Die parlamentarische Versammlung des Europarates hat das gewaltsame Vorgehen der Polizei gegen Demonstranten in Istanbul und anderen Städten der Türkei bedauert. Die Parlamentarier forderten vergangenen Donnerstag in Straßburg alle Mitgliedsstaaten des Europarates auf, demokratische Grundsätze einzuhalten. Insbesondere sollte bei der Berichterstattung über Massenproteste die Pressefreiheit geachtet werden, hieß es in einer mit großer Mehrheit verabschiedeten Entschließung.

Die Abgeordneten aus den 47 Europaratsländern verwiesen auf jüngste Massenproteste in London, Madrid, Paris und Griechenland und forderten die Regierungen auf, die Versammlungs- und Demonstrationsfreiheit zu achten.

Zur staatlichen Überwachung von Internetverbindungen nach den Enthüllungen des Ex-US-Geheimdienst-Zuarbeiters Edward Snowden ermahnten die Parlamentarier die Regierungen, ein Gleichgewicht zwischen Schutz der individuellen Privatsphäre und dem Schutz der Bevölkerung vor organisiertem Verbrechen und Terrorangriffen zu finden. "Wir müssen kreative Methoden entwickeln, um die Privatsphäre im Internet besser zu schützen", sagte die serbische Abgeordnete Vesna Marjanovic im Namen der Fraktion der Sozialdemokraten. Die Versammlung will zu diesem Thema in den nächsten Monaten eine Empfehlung verfassen.
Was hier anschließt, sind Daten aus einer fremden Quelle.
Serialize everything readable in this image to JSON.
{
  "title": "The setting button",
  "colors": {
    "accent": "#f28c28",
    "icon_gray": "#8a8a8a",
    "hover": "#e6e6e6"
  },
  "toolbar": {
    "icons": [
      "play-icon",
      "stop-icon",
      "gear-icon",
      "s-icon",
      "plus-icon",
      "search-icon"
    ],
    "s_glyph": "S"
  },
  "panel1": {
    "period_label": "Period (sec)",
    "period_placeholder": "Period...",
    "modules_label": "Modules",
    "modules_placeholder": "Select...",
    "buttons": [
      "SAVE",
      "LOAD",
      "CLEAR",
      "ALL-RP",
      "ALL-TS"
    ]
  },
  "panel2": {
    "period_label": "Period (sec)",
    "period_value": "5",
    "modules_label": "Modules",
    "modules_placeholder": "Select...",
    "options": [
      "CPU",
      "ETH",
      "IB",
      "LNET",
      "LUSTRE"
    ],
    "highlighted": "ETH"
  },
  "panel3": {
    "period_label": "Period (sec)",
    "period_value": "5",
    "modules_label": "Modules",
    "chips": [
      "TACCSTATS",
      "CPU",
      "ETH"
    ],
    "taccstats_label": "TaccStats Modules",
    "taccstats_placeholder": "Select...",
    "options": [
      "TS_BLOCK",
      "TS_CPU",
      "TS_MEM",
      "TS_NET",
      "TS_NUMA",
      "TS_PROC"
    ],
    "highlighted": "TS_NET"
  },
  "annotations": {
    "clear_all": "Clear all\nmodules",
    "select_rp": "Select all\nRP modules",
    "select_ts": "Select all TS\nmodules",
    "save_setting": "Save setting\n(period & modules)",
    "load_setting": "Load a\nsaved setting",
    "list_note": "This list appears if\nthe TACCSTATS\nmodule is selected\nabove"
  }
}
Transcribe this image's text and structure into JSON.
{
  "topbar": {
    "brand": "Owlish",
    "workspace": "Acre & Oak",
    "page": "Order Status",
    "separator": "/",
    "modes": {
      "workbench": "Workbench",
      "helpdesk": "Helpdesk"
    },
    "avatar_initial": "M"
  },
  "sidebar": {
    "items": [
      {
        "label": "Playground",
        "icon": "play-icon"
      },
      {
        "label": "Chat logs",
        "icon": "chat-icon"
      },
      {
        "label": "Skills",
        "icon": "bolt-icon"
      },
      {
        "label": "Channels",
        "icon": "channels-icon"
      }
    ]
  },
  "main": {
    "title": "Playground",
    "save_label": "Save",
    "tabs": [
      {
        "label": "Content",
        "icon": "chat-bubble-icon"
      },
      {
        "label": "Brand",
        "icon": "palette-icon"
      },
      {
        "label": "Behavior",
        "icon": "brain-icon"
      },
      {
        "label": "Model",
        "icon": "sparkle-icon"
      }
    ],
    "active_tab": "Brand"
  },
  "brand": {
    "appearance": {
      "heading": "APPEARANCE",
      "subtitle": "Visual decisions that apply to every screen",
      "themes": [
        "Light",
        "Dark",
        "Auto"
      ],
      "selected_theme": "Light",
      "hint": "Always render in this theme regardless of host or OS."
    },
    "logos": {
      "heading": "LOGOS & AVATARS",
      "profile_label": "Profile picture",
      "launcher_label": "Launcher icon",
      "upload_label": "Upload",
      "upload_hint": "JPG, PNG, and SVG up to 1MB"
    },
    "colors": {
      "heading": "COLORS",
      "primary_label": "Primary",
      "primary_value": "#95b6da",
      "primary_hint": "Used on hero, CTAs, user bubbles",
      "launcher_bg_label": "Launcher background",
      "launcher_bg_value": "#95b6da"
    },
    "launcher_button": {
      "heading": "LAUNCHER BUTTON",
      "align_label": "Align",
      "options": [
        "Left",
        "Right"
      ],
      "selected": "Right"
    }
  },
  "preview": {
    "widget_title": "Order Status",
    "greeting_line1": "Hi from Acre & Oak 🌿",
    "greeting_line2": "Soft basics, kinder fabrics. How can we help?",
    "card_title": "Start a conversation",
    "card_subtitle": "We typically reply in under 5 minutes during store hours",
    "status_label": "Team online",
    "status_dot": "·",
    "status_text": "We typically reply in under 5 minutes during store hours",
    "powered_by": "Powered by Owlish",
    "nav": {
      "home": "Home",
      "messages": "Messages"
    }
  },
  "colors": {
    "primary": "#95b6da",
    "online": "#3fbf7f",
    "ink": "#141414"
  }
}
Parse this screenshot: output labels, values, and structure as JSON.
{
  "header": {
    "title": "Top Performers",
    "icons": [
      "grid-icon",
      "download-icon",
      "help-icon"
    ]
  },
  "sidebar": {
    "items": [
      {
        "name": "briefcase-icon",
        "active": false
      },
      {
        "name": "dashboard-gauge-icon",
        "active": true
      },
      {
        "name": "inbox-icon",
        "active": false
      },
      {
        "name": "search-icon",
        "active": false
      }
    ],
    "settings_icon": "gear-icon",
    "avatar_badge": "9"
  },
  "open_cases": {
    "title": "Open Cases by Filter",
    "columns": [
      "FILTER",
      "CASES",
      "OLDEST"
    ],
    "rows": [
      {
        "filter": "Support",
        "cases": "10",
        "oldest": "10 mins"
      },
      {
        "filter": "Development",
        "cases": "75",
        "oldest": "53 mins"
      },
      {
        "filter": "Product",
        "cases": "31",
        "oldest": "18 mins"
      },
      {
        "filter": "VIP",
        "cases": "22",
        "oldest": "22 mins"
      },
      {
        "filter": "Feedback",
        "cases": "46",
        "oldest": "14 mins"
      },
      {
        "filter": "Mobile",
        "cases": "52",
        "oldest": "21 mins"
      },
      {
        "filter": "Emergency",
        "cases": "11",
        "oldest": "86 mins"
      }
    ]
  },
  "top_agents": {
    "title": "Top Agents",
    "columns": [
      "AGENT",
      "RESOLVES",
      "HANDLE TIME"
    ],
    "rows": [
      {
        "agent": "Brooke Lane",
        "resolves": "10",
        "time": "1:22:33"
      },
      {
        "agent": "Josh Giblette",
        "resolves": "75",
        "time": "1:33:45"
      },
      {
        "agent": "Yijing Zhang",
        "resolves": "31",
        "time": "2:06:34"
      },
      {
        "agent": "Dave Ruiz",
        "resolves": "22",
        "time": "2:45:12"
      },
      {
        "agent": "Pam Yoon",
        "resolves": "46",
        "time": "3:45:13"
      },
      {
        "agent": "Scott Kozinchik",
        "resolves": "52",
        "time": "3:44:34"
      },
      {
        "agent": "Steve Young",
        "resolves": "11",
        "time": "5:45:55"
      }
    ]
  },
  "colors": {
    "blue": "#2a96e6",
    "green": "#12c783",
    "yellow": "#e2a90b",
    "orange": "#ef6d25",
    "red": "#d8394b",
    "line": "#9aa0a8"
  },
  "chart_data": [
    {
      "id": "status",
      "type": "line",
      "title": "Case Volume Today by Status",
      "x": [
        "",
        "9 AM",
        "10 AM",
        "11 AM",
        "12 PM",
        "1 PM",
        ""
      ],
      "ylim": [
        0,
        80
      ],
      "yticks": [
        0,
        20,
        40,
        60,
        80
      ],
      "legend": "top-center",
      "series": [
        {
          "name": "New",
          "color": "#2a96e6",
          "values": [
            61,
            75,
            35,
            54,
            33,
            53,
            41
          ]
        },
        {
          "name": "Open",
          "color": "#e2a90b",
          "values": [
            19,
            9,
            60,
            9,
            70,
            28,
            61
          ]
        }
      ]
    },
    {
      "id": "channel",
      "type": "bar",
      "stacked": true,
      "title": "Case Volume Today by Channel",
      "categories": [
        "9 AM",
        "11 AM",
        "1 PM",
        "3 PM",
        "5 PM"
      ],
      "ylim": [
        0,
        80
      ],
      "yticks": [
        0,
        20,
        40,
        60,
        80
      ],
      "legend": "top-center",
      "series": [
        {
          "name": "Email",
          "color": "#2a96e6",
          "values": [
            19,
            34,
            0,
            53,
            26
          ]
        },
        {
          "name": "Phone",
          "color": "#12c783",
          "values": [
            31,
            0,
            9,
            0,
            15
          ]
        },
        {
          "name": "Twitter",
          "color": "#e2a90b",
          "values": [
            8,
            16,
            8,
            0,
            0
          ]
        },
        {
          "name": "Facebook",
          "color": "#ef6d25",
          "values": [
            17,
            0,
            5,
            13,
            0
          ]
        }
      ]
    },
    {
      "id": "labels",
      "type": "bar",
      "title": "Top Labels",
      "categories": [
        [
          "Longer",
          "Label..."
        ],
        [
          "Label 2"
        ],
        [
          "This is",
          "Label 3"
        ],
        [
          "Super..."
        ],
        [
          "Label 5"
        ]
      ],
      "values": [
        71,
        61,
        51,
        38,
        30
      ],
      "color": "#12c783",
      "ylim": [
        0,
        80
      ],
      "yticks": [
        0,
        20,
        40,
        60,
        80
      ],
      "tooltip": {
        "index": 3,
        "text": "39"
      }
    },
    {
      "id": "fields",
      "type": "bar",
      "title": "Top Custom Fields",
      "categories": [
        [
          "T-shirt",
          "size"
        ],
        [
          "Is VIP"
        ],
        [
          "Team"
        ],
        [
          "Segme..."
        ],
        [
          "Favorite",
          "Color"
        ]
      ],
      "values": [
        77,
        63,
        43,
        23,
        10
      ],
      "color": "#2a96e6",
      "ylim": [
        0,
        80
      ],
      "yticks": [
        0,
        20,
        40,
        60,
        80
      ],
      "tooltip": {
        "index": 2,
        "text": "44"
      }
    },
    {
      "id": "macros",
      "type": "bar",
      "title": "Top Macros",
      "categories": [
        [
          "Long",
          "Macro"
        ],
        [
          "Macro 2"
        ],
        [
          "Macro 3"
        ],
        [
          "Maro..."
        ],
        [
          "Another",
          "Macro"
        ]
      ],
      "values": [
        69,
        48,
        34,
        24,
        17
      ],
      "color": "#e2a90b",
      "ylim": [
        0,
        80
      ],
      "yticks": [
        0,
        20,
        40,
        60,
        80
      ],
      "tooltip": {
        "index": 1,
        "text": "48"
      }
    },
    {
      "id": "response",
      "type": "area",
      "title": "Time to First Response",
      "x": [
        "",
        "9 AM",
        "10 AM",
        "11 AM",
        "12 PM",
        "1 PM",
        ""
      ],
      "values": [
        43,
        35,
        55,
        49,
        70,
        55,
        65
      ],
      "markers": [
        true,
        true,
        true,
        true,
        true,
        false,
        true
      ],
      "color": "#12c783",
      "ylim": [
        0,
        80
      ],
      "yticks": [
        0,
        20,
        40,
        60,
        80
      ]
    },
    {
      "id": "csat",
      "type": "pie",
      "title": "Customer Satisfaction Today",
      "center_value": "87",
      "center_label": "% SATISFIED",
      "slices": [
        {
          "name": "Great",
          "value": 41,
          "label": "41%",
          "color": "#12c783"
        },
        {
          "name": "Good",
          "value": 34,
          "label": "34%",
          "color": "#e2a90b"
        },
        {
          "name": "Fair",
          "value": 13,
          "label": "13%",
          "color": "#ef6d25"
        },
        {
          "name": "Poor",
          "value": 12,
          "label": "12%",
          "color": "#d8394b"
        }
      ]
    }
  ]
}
Ein weiteres Thema in Straßburg war die Situation in Ungarn. Nach einer kontroversen Debatte hatte das Gremium eine Überwachung der demokratischen Entwicklung in Ungarn abgelehnt. Allerdings wollen die Abgeordneten aus den 47 Europaratsländern die Entwicklung dort "aufmerksam verfolgen", wie es in der Entschließung hieß, die am in Straßburg mit deutlicher Mehrheit verabschiedet wurde.